The Church Award recognizes an outstanding contribution represented by a paper or small group of papers within the past 25 years. According to the sponsoring organizations, this time span allows the contribution to have established evidence of lasting impact and depth. The award can be given to an individual, or a group of individuals.
The award was established in 2015 by the ACM Special Interest Group for Logic and Computation (SIGLOG), the European Association for Theoretical Computer Science (EATCS), the European Association for Computer Science Logic (EACSL), and the Kurt Goedel Society (KGS).
Data exchange is the problem of transforming data structured under a schema, called the source schema, into data conforming to a different schema, called the target schema. The results and techniques developed have in addition to gaining theoretical insights influenced the development of industrial and academic tools.

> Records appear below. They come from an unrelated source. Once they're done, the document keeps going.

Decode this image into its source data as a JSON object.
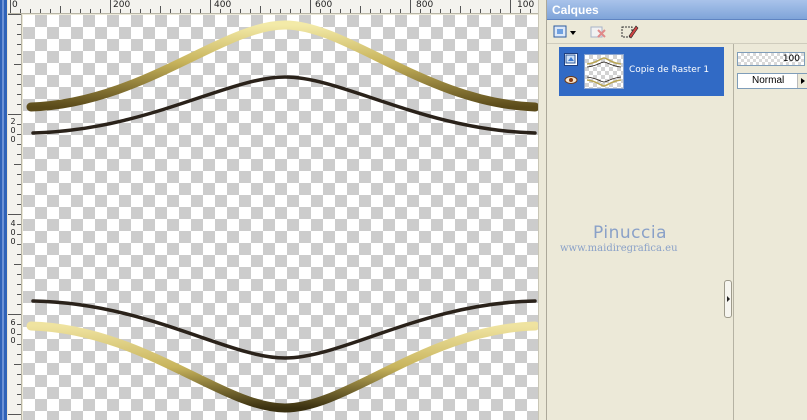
{
  "ruler": {
    "top_labels": [
      "0",
      "200",
      "400",
      "600",
      "800",
      "100"
    ],
    "left_labels": [
      "2",
      "0",
      "0",
      "4",
      "0",
      "0",
      "6",
      "0",
      "0"
    ]
  },
  "canvas": {
    "content": "two decorative wave curves (gold and dark) mirrored top and bottom on transparent background"
  },
  "palette": {
    "title": "Calques",
    "layer": {
      "name": "Copie de Raster 1"
    },
    "opacity": "100",
    "blend_mode": "Normal"
  },
  "watermark": {
    "name": "Pinuccia",
    "url": "www.maidiregrafica.eu"
  },
  "colors": {
    "gold": "#c8b45c",
    "dark_line": "#2a221a",
    "selection": "#316ac5",
    "title_bar": "#7fa4d9"
  },
  "icons": {
    "new_layer": "layer-stack-icon",
    "delete": "delete-layer-icon",
    "edit": "edit-pen-icon",
    "visibility": "eye-icon",
    "layer_type": "raster-layer-icon"
  }
}
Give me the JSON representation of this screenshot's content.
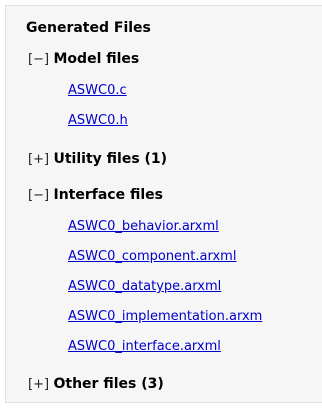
{
  "title": "Generated Files",
  "groups": [
    {
      "toggle": "[−]",
      "label": "Model files",
      "files": [
        "ASWC0.c",
        "ASWC0.h"
      ]
    },
    {
      "toggle": "[+]",
      "label": "Utility files (1)",
      "files": []
    },
    {
      "toggle": "[−]",
      "label": "Interface files",
      "files": [
        "ASWC0_behavior.arxml",
        "ASWC0_component.arxml",
        "ASWC0_datatype.arxml",
        "ASWC0_implementation.arxm",
        "ASWC0_interface.arxml"
      ]
    },
    {
      "toggle": "[+]",
      "label": "Other files (3)",
      "files": []
    }
  ],
  "colors": {
    "link": "#0000cc",
    "panel_background": "#f6f6f6"
  }
}
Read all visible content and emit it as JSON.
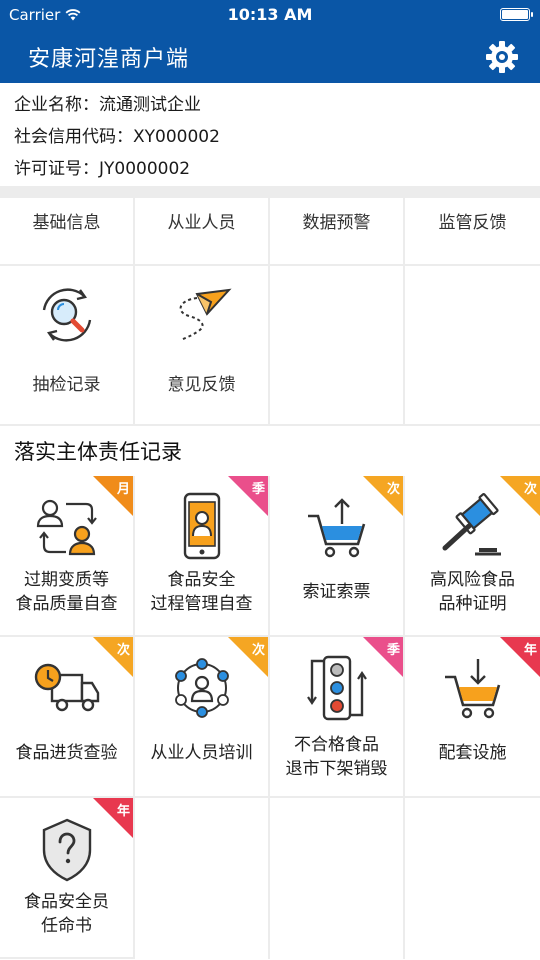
{
  "status_bar": {
    "carrier": "Carrier",
    "time": "10:13 AM"
  },
  "header": {
    "title": "安康河湟商户端",
    "settings_icon": "gear-icon"
  },
  "company": {
    "name_line": "企业名称：流通测试企业",
    "credit_line": "社会信用代码：XY000002",
    "license_line": "许可证号：JY0000002"
  },
  "tabs": [
    {
      "label": "基础信息"
    },
    {
      "label": "从业人员"
    },
    {
      "label": "数据预警"
    },
    {
      "label": "监管反馈"
    }
  ],
  "tools": [
    {
      "label": "抽检记录",
      "icon": "magnifier-refresh-icon"
    },
    {
      "label": "意见反馈",
      "icon": "paper-plane-icon"
    }
  ],
  "section": {
    "title": "落实主体责任记录"
  },
  "records": [
    {
      "label": "过期变质等\n食品质量自查",
      "badge": "月",
      "badge_color": "#f08c1a",
      "icon": "people-exchange-icon"
    },
    {
      "label": "食品安全\n过程管理自查",
      "badge": "季",
      "badge_color": "#ea4f8b",
      "icon": "phone-person-icon"
    },
    {
      "label": "索证索票",
      "badge": "次",
      "badge_color": "#f5a623",
      "icon": "cart-upload-icon"
    },
    {
      "label": "高风险食品\n品种证明",
      "badge": "次",
      "badge_color": "#f5a623",
      "icon": "gavel-icon"
    },
    {
      "label": "食品进货查验",
      "badge": "次",
      "badge_color": "#f5a623",
      "icon": "delivery-truck-icon"
    },
    {
      "label": "从业人员培训",
      "badge": "次",
      "badge_color": "#f5a623",
      "icon": "network-people-icon"
    },
    {
      "label": "不合格食品\n退市下架销毁",
      "badge": "季",
      "badge_color": "#ea4f8b",
      "icon": "traffic-flow-icon"
    },
    {
      "label": "配套设施",
      "badge": "年",
      "badge_color": "#e8384f",
      "icon": "cart-download-icon"
    },
    {
      "label": "食品安全员\n任命书",
      "badge": "年",
      "badge_color": "#e8384f",
      "icon": "shield-question-icon"
    }
  ],
  "colors": {
    "primary": "#0a56a6",
    "blue": "#2b8fe0",
    "orange": "#f7a11d",
    "red": "#e34a33"
  }
}
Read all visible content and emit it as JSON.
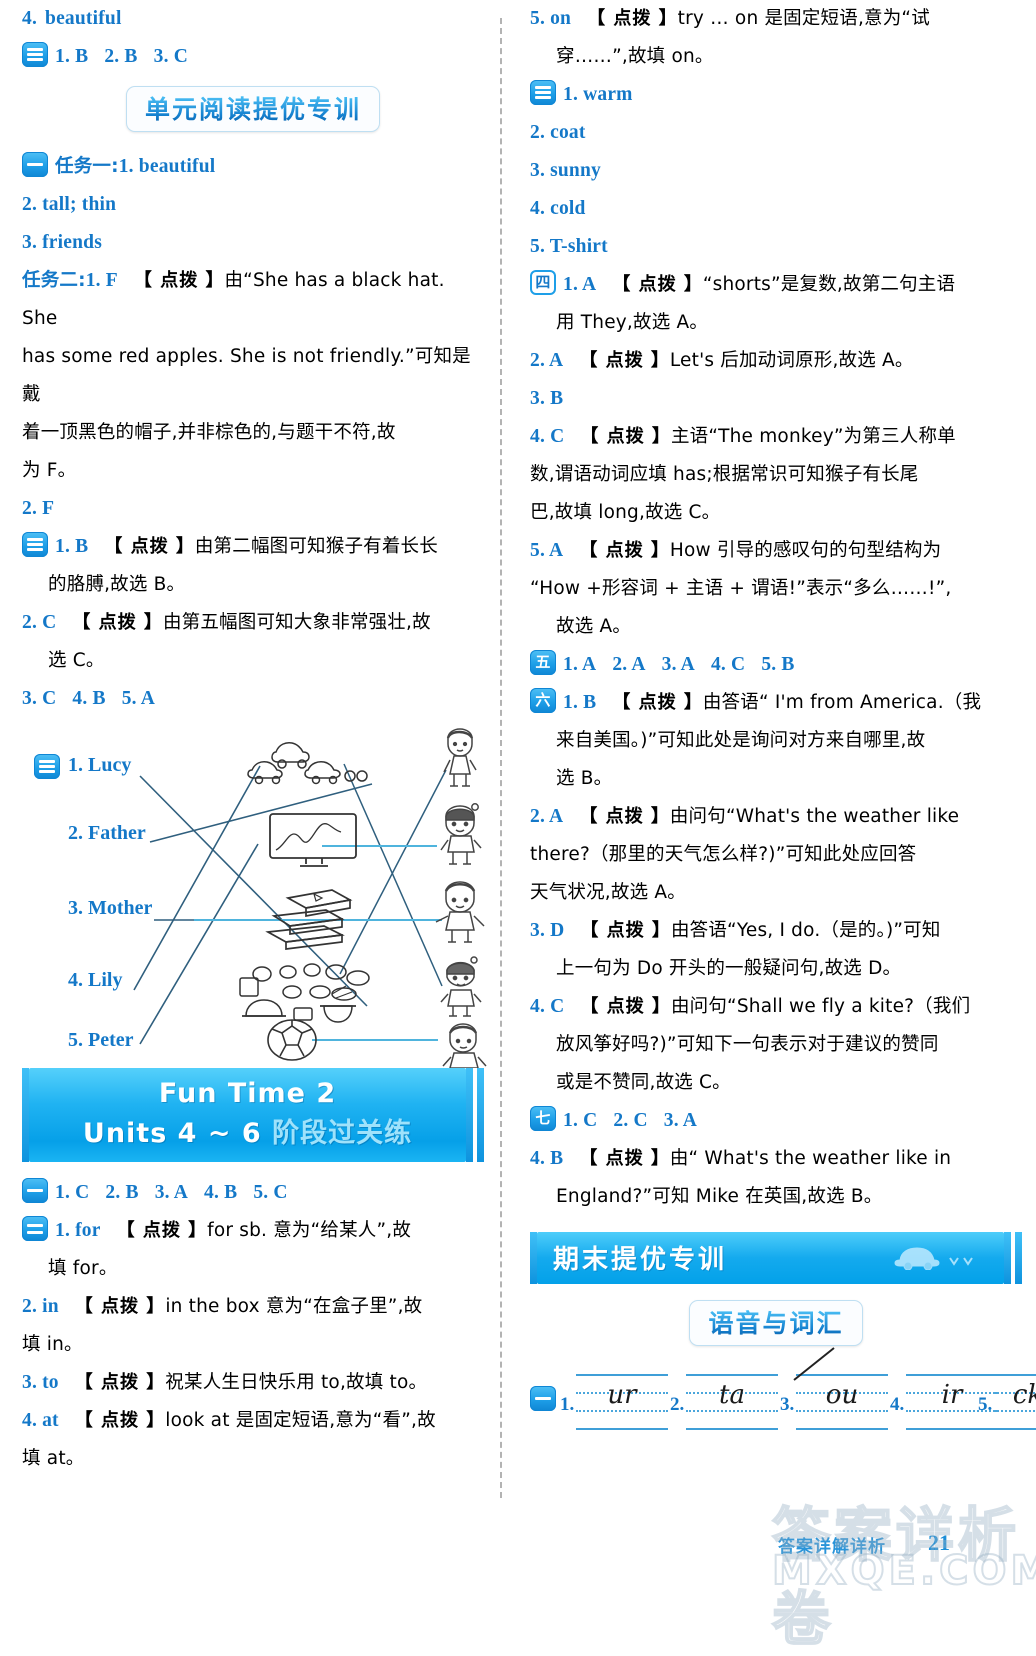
{
  "page": {
    "number": "21",
    "footer_note": "答案详解详析",
    "watermark1": "答案详析卷",
    "watermark2": "MXQE.COM"
  },
  "left": {
    "top_item4": {
      "num": "4.",
      "answer": "beautiful"
    },
    "row_three": {
      "badge": "三",
      "items": [
        "1. B",
        "2. B",
        "3. C"
      ]
    },
    "heading_pill": "单元阅读提优专训",
    "task1": {
      "badge": "一",
      "label": "任务一:",
      "first": "1. beautiful"
    },
    "task1_lines": [
      "2. tall; thin",
      "3. friends"
    ],
    "task2": {
      "label": "任务二:",
      "answer": "1. F",
      "tag": "【 点拨 】",
      "text_l1": "由“She has a black hat. She",
      "text_l2": "has some red apples. She is not friendly.”可知是戴",
      "text_l3": "着一顶黑色的帽子,并非棕色的,与题干不符,故",
      "text_l4": "为 F。",
      "item2": "2. F"
    },
    "three_b": {
      "badge": "三",
      "answer": "1. B",
      "tag": "【 点拨 】",
      "l1": "由第二幅图可知猴子有着长长",
      "l2": "的胳膊,故选 B。",
      "a2": "2. C",
      "tag2": "【 点拨 】",
      "l3": "由第五幅图可知大象非常强壮,故",
      "l4": "选 C。",
      "rest": [
        "3. C",
        "4. B",
        "5. A"
      ]
    },
    "match": {
      "badge": "三",
      "names": [
        "1. Lucy",
        "2. Father",
        "3. Mother",
        "4. Lily",
        "5. Peter"
      ],
      "pictures": [
        "toy-cars",
        "television",
        "books-stack",
        "food-dishes",
        "soccer-ball"
      ],
      "people": [
        "woman-standing",
        "girl-with-bow",
        "boy-pointing",
        "girl-with-ponytail",
        "boy-in-jacket"
      ]
    },
    "banner": {
      "line1": "Fun Time 2",
      "line2_en": "Units 4 ~ 6",
      "line2_cn": "阶段过关练"
    },
    "one_row": {
      "badge": "一",
      "items": [
        "1. C",
        "2. B",
        "3. A",
        "4. B",
        "5. C"
      ]
    },
    "two_sec": {
      "badge": "二",
      "a1": "1. for",
      "tag1": "【 点拨 】",
      "t1a": "for sb. 意为“给某人”,故",
      "t1b": "填 for。",
      "a2": "2. in",
      "tag2": "【 点拨 】",
      "t2a": "in the box 意为“在盒子里”,故",
      "t2b": "填 in。",
      "a3": "3. to",
      "tag3": "【 点拨 】",
      "t3a": "祝某人生日快乐用 to,故填 to。",
      "a4": "4. at",
      "tag4": "【 点拨 】",
      "t4a": "look at 是固定短语,意为“看”,故",
      "t4b": "填 at。"
    }
  },
  "right": {
    "item5_on": {
      "a": "5. on",
      "tag": "【 点拨 】",
      "l1": "try … on 是固定短语,意为“试",
      "l2": "穿……”,故填 on。"
    },
    "three_words": {
      "badge": "三",
      "items": [
        "1. warm",
        "2. coat",
        "3. sunny",
        "4. cold",
        "5. T-shirt"
      ]
    },
    "four_sec": {
      "badge": "四",
      "a1": "1. A",
      "tag1": "【 点拨 】",
      "t1a": "“shorts”是复数,故第二句主语",
      "t1b": "用 They,故选 A。",
      "a2": "2. A",
      "tag2": "【 点拨 】",
      "t2a": "Let's 后加动词原形,故选 A。",
      "a3": "3. B",
      "a4": "4. C",
      "tag4": "【 点拨 】",
      "t4a": "主语“The monkey”为第三人称单",
      "t4b": "数,谓语动词应填 has;根据常识可知猴子有长尾",
      "t4c": "巴,故填 long,故选 C。",
      "a5": "5. A",
      "tag5": "【 点拨 】",
      "t5a": "How 引导的感叹句的句型结构为",
      "t5b": "“How +形容词 + 主语 + 谓语!”表示“多么……!”,",
      "t5c": "故选 A。"
    },
    "five_row": {
      "badge": "五",
      "items": [
        "1. A",
        "2. A",
        "3. A",
        "4. C",
        "5. B"
      ]
    },
    "six_sec": {
      "badge": "六",
      "a1": "1. B",
      "tag1": "【 点拨 】",
      "t1a": "由答语“ I'm from America.（我",
      "t1b": "来自美国。)”可知此处是询问对方来自哪里,故",
      "t1c": "选 B。",
      "a2": "2. A",
      "tag2": "【 点拨 】",
      "t2a": "由问句“What's the weather like",
      "t2b": "there?（那里的天气怎么样?)”可知此处应回答",
      "t2c": "天气状况,故选 A。",
      "a3": "3. D",
      "tag3": "【 点拨 】",
      "t3a": "由答语“Yes, I do.（是的。)”可知",
      "t3b": "上一句为 Do 开头的一般疑问句,故选 D。",
      "a4": "4. C",
      "tag4": "【 点拨 】",
      "t4a": "由问句“Shall we fly a kite?（我们",
      "t4b": "放风筝好吗?)”可知下一句表示对于建议的赞同",
      "t4c": "或是不赞同,故选 C。"
    },
    "seven_row": {
      "badge": "七",
      "items": [
        "1. C",
        "2. C",
        "3. A"
      ]
    },
    "seven_b": {
      "a4": "4. B",
      "tag": "【 点拨 】",
      "l1": "由“ What's the weather like in",
      "l2": "England?”可知 Mike 在英国,故选 B。"
    },
    "banner_sm": {
      "title": "期末提优专训",
      "icon": "car-icon"
    },
    "pill": "语音与词汇",
    "phonics": {
      "badge": "一",
      "items": [
        {
          "num": "1.",
          "word": "ur"
        },
        {
          "num": "2.",
          "word": "ta"
        },
        {
          "num": "3.",
          "word": "ou"
        },
        {
          "num": "4.",
          "word": "ir"
        },
        {
          "num": "5.",
          "word": "ck"
        }
      ]
    }
  },
  "colors": {
    "accent": "#1478c8",
    "banner": "#06a0e8",
    "banner_light": "#55d0fb"
  }
}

Also recognized were Ronald Fagin, Renée J. Miller, and Lucian Popa.
The 2020 Church Award was selected by a panel consisting of Mariangiola Dezani, Thomas Eiter (chair), Javier Esparza, Radha Jagadeesan and Natarajan Shankar for the following papers:
(1) Ronald Fagin, Phokion G. Kolaitis, Lucian Popa, Renée J. Miller. Data exchange: Semantics and Query Answering, Proceedings of the 9th International Conference on Database Theory (ICDT 2003), pp. 207-223, 2003.

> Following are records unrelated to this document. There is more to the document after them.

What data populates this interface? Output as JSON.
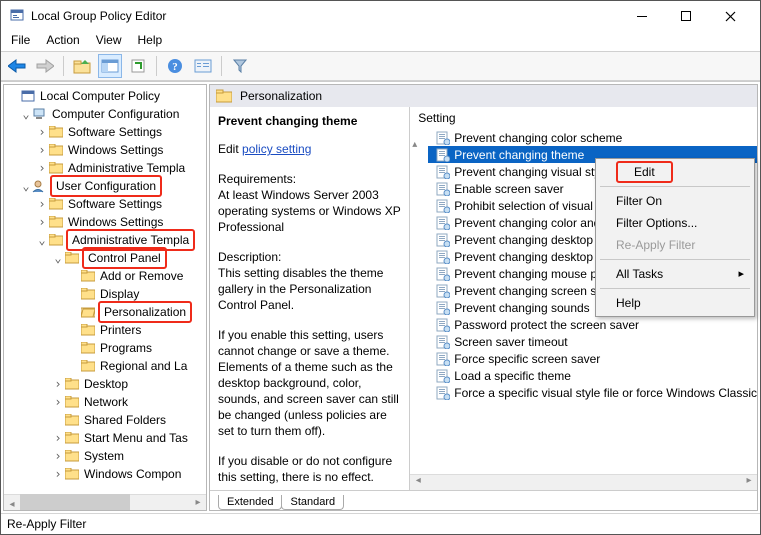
{
  "window": {
    "title": "Local Group Policy Editor",
    "menu": [
      "File",
      "Action",
      "View",
      "Help"
    ]
  },
  "tree": {
    "root": "Local Computer Policy",
    "computerConfig": "Computer Configuration",
    "cc_software": "Software Settings",
    "cc_windows": "Windows Settings",
    "cc_admin": "Administrative Templa",
    "userConfig": "User Configuration",
    "uc_software": "Software Settings",
    "uc_windows": "Windows Settings",
    "uc_admin": "Administrative Templa",
    "controlPanel": "Control Panel",
    "cp_add": "Add or Remove",
    "cp_display": "Display",
    "cp_personalization": "Personalization",
    "cp_printers": "Printers",
    "cp_programs": "Programs",
    "cp_regional": "Regional and La",
    "desktop": "Desktop",
    "network": "Network",
    "sharedFolders": "Shared Folders",
    "startMenu": "Start Menu and Tas",
    "system": "System",
    "winCompon": "Windows Compon"
  },
  "header": {
    "title": "Personalization"
  },
  "detail": {
    "title": "Prevent changing theme",
    "editPrefix": "Edit ",
    "editLink": "policy setting",
    "reqLabel": "Requirements:",
    "reqText": "At least Windows Server 2003 operating systems or Windows XP Professional",
    "descLabel": "Description:",
    "descText": "This setting disables the theme gallery in the Personalization Control Panel.",
    "p3": "If you enable this setting, users cannot change or save a theme. Elements of a theme such as the desktop background, color, sounds, and screen saver can still be changed (unless policies are set to turn them off).",
    "p4": "If you disable or do not configure this setting, there is no effect."
  },
  "settingsHeader": "Setting",
  "settings": [
    "Prevent changing color scheme",
    "Prevent changing theme",
    "Prevent changing visual style",
    "Enable screen saver",
    "Prohibit selection of visual",
    "Prevent changing color and",
    "Prevent changing desktop",
    "Prevent changing desktop",
    "Prevent changing mouse p",
    "Prevent changing screen saver",
    "Prevent changing sounds",
    "Password protect the screen saver",
    "Screen saver timeout",
    "Force specific screen saver",
    "Load a specific theme",
    "Force a specific visual style file or force Windows Classic"
  ],
  "context": {
    "edit": "Edit",
    "filterOn": "Filter On",
    "filterOptions": "Filter Options...",
    "reapply": "Re-Apply Filter",
    "allTasks": "All Tasks",
    "help": "Help"
  },
  "tabs": {
    "extended": "Extended",
    "standard": "Standard"
  },
  "status": "Re-Apply Filter"
}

Full journal version: Theoretical Computer Science, Vol. 336, No. 1, pp. 89-124, 2005.
(2) Ronald Fagin, Phokion G. Kolaitis, Lucian Popa, Wang Chiew Tan. Composing Schema Mappings: Second-Order Dependencies to the Rescue, Proceedings of the 23rd ACM SIGACT-SIGMOD-SIGART Symposium on Principles of Database Systems (PODS 2004), pp. 83-94, 2004.

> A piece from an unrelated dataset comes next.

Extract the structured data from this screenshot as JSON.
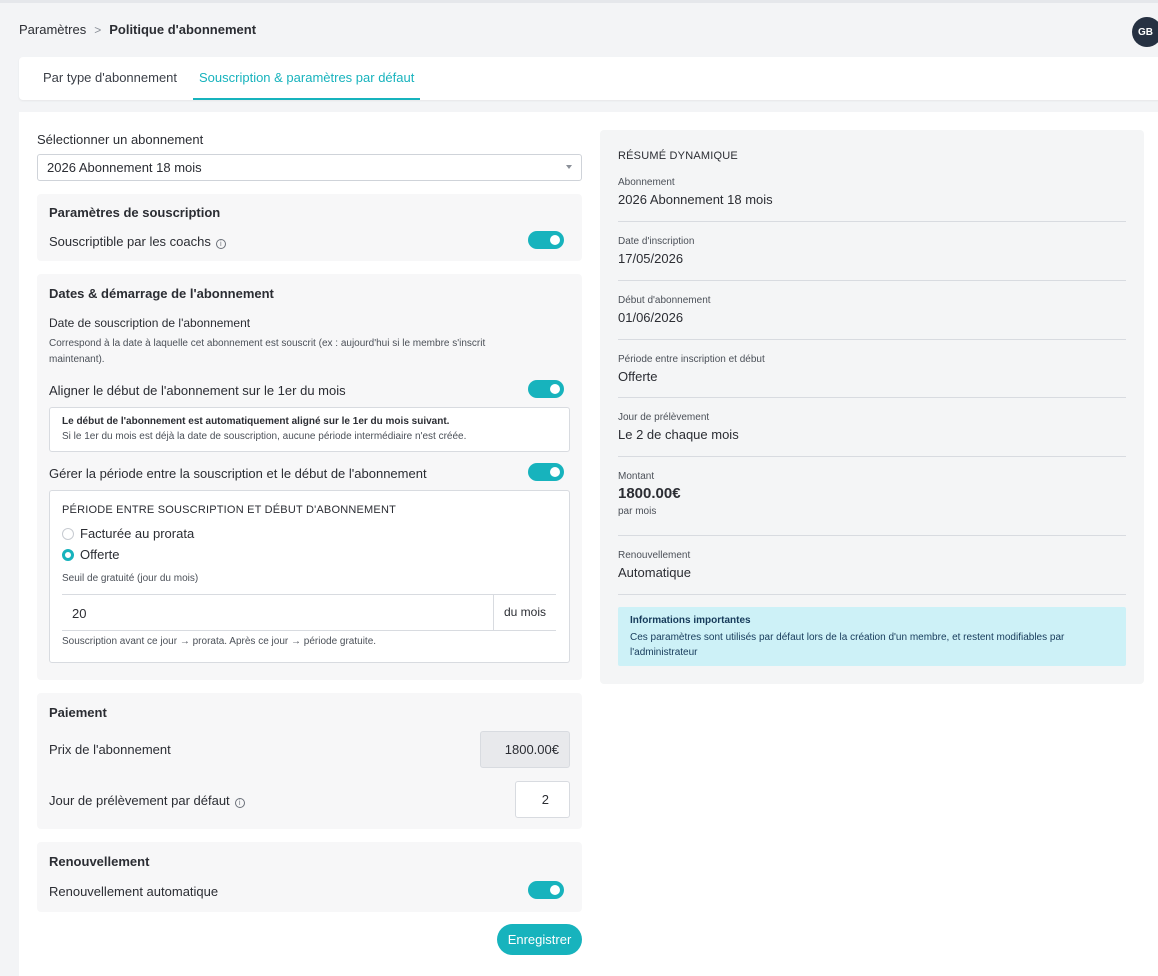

Full journal version: ACM Transactions on Database Systems, Vol. 30, No. 4, pp. 994-1055, 2005.
Data exchange is an old and ubiquitous problem in data management that was described by Philip Bernstein as the “oldest problem in databases”. Early work on data exchange used low-level, ad hoc programs to transform data from the source schema to the target schema, which resulted in inefficiencies and limited reusability. Publications (1) and (2) laid the logical foundations for data exchange and became the catalyst for the development of data exchange as a research area in its own right. Publication (1) is about logic in computer science: a fragment of first-order logic, called source-to-target tuple-generating dependencies (in short, s-t tgds), is systematically used as a specification language in data exchange. The algorithmic and structural properties of s-t tgds are explored, and the concept of a universal solution is introduced as the preferred way to carry out the data exchange task. Publication (2) is about logic from computer science: first, it is shown that the language of s-t tgds is not closed under composition; second, a new fragment of second-order logic, called second-order tuple-generating dependencies (in short, SO tgds) is identified and shown to be the “right” logic-based specification language for composing s-t tgds. The award publications are well-cited and have been recognized with two test-of-time awards.